Kepercayaan ini mengutamakan unsur-unsur kesucian, kebersihan jiwa, perdamaian,
kerukunan, cinta kasih, keselarasan hubungan, keserasian, dan keseimbangan
dunia akhirat, antara Tuhan dengan manusia, manusia dengan alam, kerukunan
antara kabihu/Marapu yang dipuja masing-masing kabihu, serta dalam satu kabihu.
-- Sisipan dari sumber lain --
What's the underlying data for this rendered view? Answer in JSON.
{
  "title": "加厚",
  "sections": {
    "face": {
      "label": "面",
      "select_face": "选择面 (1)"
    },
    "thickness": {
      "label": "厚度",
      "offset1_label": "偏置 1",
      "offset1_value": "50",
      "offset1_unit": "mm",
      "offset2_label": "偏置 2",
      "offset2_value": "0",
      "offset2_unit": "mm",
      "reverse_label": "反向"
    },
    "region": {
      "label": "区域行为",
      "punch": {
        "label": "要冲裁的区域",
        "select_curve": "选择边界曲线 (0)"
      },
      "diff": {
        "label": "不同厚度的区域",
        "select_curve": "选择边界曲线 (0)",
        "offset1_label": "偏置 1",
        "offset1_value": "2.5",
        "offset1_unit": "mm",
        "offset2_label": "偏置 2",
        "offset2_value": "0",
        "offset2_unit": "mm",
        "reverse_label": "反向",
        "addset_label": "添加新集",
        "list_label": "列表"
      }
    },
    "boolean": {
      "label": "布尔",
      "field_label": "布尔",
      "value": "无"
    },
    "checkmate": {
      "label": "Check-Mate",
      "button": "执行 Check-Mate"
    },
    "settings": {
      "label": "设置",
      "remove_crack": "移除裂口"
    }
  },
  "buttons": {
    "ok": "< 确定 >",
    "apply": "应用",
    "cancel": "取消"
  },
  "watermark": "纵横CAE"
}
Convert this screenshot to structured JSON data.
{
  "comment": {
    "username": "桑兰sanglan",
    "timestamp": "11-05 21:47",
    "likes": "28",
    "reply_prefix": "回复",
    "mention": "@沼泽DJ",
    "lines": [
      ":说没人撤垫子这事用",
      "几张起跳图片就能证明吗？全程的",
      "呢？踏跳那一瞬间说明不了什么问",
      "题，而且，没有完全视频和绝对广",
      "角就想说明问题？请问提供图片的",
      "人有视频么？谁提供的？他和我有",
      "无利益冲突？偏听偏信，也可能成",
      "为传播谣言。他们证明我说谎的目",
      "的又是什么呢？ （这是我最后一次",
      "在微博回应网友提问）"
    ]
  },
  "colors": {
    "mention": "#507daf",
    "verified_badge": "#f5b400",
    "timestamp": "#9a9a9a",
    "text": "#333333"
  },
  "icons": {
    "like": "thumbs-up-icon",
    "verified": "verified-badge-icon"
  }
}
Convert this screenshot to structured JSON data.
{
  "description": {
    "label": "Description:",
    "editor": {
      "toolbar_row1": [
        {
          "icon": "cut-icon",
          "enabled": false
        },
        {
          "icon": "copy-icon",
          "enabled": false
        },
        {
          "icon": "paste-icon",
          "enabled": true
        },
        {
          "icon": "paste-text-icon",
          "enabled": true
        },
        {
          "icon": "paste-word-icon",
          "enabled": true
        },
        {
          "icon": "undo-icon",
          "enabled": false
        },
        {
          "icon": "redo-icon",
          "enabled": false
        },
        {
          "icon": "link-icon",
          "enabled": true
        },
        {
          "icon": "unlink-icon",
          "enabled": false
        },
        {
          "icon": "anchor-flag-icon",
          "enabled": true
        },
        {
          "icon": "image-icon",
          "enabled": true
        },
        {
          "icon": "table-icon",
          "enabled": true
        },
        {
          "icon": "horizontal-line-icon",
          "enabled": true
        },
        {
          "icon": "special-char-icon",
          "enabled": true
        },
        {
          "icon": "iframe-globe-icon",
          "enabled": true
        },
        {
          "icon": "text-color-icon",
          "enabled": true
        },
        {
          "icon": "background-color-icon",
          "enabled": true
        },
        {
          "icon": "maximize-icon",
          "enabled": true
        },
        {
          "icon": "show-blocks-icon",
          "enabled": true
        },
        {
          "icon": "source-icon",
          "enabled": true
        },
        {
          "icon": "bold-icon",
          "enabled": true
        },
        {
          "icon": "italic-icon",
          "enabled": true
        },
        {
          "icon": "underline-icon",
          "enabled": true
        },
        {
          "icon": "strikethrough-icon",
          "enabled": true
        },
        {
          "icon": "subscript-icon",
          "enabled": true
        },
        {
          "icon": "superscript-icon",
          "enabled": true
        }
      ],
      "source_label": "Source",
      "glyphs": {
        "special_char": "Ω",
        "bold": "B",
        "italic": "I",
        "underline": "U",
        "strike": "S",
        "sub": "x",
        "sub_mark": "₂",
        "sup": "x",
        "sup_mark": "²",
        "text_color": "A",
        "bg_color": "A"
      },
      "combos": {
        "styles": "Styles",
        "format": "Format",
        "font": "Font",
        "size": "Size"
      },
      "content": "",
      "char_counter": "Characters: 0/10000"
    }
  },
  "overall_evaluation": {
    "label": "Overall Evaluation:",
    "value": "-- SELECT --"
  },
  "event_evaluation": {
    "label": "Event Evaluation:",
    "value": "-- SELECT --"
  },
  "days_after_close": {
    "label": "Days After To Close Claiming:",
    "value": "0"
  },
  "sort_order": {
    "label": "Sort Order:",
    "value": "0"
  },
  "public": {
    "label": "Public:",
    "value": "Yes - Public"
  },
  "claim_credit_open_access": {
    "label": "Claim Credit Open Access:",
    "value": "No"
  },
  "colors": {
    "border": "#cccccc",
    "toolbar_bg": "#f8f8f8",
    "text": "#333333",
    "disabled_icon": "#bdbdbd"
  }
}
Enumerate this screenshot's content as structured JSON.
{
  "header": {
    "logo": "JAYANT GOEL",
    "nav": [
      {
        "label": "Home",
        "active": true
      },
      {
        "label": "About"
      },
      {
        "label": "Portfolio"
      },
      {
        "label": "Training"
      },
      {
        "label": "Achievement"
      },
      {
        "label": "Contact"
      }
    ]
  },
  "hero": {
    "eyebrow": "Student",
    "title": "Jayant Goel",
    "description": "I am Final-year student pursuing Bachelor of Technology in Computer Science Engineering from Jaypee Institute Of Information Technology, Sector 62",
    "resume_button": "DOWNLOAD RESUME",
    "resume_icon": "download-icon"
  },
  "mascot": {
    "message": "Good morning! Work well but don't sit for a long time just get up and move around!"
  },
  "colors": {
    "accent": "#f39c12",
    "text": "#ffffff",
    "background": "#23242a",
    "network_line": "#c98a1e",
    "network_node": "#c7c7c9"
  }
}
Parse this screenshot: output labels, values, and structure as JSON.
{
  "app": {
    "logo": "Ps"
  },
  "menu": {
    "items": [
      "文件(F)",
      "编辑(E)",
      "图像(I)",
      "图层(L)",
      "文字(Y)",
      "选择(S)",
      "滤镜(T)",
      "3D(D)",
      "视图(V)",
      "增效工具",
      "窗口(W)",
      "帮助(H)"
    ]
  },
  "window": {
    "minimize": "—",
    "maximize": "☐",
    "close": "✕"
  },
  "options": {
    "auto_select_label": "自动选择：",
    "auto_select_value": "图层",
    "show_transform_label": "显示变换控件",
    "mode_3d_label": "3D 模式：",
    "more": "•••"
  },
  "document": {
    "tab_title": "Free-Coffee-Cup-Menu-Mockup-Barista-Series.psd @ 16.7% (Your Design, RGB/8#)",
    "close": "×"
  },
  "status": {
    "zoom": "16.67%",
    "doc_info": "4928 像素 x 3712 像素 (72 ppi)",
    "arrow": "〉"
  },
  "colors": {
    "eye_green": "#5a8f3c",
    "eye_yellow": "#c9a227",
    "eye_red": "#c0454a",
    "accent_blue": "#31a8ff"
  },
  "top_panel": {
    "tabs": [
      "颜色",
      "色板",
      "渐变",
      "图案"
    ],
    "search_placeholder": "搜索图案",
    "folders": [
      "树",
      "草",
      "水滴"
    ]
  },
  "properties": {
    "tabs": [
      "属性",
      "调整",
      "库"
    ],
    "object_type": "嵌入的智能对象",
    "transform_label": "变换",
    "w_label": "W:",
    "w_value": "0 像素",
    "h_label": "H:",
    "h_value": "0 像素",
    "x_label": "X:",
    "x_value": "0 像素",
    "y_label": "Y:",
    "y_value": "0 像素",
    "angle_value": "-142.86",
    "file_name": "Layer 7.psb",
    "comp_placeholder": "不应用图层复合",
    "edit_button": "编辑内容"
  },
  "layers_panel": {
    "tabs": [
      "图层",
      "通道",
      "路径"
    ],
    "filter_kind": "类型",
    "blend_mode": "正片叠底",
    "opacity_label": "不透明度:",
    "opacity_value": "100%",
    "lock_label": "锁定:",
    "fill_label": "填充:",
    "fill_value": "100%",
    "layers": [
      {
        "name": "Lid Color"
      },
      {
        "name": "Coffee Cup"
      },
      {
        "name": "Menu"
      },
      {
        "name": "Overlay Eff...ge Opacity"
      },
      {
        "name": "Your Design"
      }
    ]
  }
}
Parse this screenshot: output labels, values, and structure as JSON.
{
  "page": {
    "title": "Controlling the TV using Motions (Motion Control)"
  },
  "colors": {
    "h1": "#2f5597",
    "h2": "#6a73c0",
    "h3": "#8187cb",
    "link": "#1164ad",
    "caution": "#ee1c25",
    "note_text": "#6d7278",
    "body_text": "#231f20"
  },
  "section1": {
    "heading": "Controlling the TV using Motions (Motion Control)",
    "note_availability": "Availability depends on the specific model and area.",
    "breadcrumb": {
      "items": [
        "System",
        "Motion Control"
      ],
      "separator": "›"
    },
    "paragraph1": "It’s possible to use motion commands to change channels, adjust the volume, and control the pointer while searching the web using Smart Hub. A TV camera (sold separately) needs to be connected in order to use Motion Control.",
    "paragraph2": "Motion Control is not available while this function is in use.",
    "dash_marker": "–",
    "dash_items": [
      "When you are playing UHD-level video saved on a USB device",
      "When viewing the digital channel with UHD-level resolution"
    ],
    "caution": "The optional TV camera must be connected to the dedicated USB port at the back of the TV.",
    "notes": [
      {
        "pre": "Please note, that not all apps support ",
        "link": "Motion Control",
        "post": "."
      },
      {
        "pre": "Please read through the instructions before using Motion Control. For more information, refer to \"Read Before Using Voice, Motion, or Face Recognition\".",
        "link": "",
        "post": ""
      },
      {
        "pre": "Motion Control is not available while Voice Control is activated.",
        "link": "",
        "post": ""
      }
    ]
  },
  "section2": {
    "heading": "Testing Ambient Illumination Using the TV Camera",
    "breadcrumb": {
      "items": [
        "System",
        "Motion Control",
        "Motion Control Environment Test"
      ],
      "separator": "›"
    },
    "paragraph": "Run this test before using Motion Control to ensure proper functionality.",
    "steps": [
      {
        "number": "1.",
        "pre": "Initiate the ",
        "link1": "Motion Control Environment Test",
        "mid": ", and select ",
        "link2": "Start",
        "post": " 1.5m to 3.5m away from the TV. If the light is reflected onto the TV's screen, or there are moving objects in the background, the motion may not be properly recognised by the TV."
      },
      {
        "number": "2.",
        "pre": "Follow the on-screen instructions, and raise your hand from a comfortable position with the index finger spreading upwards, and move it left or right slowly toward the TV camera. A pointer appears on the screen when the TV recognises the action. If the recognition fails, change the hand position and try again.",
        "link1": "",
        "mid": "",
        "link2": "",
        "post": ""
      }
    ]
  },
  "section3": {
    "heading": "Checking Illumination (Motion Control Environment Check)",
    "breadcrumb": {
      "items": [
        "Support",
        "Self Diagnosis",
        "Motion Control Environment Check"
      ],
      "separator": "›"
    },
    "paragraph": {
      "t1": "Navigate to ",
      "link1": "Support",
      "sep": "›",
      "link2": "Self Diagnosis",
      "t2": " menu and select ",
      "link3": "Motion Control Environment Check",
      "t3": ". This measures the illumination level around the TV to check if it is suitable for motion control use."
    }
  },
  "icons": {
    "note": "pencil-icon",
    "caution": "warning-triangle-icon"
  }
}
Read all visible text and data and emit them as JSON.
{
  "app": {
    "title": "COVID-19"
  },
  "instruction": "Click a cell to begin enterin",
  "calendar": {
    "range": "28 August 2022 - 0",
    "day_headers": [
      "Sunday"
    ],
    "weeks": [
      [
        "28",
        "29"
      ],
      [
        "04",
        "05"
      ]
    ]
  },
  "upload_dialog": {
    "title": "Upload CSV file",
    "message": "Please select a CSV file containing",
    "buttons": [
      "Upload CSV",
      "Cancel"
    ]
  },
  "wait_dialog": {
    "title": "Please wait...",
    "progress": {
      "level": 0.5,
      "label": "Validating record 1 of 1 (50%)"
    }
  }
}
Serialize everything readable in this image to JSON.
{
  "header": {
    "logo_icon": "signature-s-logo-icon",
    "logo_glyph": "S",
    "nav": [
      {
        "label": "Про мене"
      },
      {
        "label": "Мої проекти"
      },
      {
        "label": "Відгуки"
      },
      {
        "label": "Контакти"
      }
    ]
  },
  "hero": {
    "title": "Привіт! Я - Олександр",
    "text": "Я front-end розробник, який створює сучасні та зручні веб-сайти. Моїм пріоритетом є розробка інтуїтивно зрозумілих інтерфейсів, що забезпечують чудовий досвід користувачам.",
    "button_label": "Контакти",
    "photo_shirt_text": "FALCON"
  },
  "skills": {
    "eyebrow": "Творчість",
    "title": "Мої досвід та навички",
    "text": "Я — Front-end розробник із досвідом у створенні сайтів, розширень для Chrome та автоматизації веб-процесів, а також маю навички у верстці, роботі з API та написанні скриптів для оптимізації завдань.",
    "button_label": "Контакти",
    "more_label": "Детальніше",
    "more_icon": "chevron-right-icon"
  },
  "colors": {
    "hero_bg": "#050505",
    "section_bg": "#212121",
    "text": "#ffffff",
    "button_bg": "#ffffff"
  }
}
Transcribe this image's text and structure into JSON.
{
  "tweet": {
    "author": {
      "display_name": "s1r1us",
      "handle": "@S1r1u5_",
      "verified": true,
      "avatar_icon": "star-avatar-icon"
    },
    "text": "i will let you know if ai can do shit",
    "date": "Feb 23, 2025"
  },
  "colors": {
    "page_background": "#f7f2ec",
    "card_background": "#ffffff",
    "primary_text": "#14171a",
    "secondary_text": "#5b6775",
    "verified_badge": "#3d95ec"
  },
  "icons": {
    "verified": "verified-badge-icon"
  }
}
Kepercayaan Marapu, adalah agama suku tradisional, yang berisi hukum dan ilmu
suci bagi warga penganutnya, dalam wujud Budaya dan Religi.
Pengakuan adanya
Yang Maha Pencipta biasanya dinyatakan dengan kata-kata atau kalimat kiasan,
itu pun hanya dalam upacara-upacara tertentu atau peristiwa-peristiwa penting
saja. Dalam keyakinan Marapu, Yang Maha Pencipta tidak campur tangan dalam
urusan duniawi dan dianggap tidak mungkin diketahui hakekatnya sehingga untuk
menyebut nama-Nya pun dipantangkan. Sedangkan para Marapu itu sendiri dianggap
sebagai media atau perantara untuk menghubungkan manusia dengan Penciptanya.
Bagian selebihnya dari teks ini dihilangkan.